Q157 — What did the empirical programme test?

← RAIDT · Star S10 - Empirical Programme, Domains and Sector Playbooks · primary item: S10.01 · Empirical programme

Appears in sources

integrated_82#Q4.6

Answer

The empirical programme tested a theory-led set of propositions about how specific influence methods alter governance readiness when runs are properly evidenced. It tested whether RAG improves Traceability and Auditability when retrieval snapshots are stored; whether complete run-level evidence packs improve Auditability because runs become reconstructable; whether LoRA/PEFT improves Dependability by reducing instability across repeats; whether structured prompting improves Interpretability by forcing clearer structure and uncertainty signalling; whether RLHF-type alignment improves Responsibility by encouraging safer, policy-aligned behaviour; and whether stacked configurations produce the strongest composite outcomes by combining behavioural control with richer evidence capture.
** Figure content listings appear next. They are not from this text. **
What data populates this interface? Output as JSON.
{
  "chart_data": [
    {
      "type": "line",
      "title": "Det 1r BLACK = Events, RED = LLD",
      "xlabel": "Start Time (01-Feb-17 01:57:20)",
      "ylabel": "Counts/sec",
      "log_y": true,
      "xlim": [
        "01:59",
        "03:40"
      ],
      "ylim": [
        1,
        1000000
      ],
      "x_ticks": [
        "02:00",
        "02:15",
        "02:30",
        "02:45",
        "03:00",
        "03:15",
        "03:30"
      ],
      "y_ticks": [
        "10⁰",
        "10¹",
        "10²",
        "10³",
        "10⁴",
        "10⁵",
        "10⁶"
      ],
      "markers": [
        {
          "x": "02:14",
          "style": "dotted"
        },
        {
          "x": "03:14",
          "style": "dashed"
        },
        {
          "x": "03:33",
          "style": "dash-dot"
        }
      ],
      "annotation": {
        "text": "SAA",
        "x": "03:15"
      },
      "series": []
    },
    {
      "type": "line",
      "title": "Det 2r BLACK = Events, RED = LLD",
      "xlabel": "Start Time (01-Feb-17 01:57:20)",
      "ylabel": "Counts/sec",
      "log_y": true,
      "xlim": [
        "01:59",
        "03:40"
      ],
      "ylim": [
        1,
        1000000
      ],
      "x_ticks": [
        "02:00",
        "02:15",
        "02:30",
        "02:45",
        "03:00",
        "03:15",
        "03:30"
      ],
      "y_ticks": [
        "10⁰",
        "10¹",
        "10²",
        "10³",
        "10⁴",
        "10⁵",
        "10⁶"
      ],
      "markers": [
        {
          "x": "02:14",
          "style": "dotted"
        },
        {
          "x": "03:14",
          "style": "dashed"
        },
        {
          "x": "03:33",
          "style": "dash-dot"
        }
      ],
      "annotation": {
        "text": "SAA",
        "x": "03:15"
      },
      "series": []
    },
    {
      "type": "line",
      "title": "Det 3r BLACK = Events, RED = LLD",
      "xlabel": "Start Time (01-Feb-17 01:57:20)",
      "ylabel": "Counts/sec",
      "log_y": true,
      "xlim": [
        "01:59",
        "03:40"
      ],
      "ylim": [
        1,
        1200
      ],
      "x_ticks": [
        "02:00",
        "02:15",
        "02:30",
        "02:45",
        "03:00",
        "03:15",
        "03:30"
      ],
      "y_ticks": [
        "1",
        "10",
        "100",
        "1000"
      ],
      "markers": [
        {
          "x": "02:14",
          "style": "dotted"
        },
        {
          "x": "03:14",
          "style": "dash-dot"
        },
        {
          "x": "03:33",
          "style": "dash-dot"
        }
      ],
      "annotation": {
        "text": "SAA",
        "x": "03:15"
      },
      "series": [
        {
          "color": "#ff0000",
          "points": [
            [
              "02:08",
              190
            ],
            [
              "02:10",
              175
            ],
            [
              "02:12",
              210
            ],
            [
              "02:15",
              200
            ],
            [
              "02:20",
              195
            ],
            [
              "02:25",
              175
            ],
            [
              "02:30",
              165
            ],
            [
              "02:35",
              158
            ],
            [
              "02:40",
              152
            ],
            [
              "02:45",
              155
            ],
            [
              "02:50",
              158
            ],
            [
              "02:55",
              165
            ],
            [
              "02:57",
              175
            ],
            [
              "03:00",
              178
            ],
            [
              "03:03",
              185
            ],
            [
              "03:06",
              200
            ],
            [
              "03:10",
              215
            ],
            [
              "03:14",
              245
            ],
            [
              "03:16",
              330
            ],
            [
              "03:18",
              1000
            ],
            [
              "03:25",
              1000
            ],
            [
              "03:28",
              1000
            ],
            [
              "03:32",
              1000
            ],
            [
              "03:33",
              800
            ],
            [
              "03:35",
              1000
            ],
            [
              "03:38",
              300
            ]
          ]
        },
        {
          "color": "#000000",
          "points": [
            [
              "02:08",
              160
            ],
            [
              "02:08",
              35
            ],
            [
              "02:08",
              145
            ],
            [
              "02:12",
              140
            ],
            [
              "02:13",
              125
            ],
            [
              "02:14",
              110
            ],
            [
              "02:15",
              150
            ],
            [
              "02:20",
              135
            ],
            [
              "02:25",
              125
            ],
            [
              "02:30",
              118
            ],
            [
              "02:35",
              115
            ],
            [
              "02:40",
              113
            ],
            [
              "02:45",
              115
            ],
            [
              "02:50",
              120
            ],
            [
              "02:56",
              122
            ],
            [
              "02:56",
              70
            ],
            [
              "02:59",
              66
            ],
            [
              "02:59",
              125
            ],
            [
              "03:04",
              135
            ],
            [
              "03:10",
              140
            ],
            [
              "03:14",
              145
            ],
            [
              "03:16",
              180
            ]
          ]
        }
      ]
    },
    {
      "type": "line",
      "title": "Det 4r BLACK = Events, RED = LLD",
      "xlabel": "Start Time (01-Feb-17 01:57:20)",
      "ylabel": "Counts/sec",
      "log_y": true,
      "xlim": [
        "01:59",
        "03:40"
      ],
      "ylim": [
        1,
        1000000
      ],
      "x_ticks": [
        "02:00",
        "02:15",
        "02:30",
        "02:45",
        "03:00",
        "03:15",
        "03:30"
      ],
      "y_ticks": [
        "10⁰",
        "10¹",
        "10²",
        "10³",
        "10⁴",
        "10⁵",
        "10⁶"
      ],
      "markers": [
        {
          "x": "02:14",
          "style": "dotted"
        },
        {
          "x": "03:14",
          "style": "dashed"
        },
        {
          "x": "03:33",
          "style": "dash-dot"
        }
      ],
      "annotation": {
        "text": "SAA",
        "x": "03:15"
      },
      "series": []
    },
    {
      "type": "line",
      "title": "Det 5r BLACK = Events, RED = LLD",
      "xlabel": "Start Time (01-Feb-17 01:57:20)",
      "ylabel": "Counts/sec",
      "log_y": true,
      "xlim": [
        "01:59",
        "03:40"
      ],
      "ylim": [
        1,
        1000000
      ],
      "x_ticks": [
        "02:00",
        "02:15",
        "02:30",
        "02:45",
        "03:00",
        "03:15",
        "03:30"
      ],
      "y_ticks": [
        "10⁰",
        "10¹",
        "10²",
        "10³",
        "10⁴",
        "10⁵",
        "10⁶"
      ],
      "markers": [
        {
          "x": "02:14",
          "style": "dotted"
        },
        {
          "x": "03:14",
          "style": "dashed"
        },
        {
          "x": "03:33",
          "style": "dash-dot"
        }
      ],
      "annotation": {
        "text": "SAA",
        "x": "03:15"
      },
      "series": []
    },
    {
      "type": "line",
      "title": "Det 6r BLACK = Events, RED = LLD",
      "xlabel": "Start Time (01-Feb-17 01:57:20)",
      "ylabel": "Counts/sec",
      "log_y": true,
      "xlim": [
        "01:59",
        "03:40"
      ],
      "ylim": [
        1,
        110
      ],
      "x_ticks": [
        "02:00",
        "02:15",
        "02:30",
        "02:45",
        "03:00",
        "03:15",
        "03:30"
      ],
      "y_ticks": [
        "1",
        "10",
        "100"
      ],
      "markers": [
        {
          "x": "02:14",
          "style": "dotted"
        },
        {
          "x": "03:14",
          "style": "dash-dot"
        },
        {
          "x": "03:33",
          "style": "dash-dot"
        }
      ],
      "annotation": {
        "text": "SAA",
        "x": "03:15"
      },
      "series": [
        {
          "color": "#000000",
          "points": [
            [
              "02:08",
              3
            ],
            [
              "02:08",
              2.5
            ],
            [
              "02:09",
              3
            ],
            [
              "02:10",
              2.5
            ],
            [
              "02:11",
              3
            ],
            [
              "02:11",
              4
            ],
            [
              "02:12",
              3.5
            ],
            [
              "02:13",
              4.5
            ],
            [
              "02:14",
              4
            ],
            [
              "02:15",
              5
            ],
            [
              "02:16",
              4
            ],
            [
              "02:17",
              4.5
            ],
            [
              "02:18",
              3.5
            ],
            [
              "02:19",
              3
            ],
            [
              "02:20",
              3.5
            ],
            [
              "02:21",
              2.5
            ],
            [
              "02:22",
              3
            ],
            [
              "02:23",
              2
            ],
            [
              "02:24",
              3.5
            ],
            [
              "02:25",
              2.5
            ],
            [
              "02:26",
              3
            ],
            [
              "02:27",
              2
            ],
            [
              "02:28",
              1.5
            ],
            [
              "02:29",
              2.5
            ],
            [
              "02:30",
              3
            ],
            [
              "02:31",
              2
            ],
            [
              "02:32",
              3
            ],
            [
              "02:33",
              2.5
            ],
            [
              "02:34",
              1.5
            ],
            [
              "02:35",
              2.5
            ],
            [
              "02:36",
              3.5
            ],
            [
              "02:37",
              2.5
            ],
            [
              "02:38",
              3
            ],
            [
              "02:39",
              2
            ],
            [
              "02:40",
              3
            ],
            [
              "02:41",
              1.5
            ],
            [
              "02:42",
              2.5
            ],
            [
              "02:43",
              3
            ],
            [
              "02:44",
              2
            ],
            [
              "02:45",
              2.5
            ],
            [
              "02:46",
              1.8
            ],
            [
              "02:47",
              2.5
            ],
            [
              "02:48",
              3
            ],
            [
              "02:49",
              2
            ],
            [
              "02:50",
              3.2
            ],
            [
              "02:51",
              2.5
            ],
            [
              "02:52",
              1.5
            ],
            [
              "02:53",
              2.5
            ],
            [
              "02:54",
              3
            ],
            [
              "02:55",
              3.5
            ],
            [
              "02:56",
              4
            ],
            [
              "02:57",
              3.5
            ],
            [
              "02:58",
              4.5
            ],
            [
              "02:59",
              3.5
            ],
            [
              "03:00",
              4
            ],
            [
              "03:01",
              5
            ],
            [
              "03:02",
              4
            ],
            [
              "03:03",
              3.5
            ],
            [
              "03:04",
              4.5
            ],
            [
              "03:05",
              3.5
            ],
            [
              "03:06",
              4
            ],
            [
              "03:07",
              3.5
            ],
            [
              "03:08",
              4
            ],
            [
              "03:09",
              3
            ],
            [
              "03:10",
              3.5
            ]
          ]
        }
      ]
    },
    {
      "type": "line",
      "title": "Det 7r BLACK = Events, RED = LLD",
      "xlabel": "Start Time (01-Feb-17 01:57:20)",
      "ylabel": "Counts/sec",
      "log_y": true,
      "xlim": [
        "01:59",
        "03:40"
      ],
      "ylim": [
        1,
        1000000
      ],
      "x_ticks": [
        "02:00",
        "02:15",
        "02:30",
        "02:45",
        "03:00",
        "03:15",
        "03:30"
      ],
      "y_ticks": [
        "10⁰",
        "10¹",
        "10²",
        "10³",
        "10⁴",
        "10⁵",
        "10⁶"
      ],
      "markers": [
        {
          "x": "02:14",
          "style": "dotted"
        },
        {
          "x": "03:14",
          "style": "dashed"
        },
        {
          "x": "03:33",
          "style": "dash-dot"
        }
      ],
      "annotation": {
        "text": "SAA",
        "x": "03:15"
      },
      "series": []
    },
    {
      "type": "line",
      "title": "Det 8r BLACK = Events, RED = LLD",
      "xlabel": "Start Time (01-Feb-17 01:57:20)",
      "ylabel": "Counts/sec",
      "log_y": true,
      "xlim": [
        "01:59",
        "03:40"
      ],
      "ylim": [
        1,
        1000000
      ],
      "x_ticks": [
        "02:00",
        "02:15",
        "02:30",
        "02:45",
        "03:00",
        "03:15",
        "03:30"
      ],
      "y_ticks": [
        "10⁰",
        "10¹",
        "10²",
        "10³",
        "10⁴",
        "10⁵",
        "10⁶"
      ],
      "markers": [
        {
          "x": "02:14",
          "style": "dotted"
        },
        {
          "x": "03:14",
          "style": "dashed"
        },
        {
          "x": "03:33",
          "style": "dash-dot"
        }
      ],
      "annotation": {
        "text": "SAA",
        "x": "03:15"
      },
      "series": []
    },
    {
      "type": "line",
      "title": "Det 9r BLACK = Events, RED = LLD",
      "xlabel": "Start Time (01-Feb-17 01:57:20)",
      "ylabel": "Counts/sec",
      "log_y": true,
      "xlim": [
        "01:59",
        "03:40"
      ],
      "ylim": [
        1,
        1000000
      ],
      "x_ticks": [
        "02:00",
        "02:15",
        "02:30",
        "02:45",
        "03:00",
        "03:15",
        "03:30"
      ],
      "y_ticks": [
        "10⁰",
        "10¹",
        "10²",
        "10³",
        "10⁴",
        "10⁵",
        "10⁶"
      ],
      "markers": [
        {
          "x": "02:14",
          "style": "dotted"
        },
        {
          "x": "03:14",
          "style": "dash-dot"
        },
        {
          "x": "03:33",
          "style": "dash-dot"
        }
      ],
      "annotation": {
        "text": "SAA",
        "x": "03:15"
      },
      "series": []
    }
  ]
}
It also tested a broader explanatory claim about what drives RAIDT outcomes. The programme asked whether no single method maximises all five pillars at once, and whether observed differences are explained more by configuration and evidence practices than by model vendor choice within the tested capability band. To do this, the study evaluated 280 scenario-configuration cases across fourteen domains, repeated each case 10-12 times, captured a run-level evidence pack for every execution, and scored each run on the five pillars using stable anchors. The empirical programme therefore tested both the RAIDT rubric as a practical measurement instrument and the substantive proposition that influence methods as governance interventions change what can be audited, interpreted, depended upon, and traced in organisational GenAI use.

Practical example

A clear illustration is the public-service eligibility scenario associated with RAG. The programme tested whether retrieval actually improves governance, not merely whether it produces more convincing advice. If a run retrieves policy clauses but fails to preserve the retrieval snapshot, the advice may sound grounded while remaining hard to reconstruct or contest. In RAIDT terms, that should limit Auditability and Traceability.

By contrast, when the run-level evidence pack stores the exact passages, identifiers, and versions used, an auditor can reconstruct the basis of the advice and check whether the output matched the approved rule set. The test is therefore about governable evidence, not just answer quality.

Sources in RAIDT papers

09-RAIDT_Empirical_M_V50.docx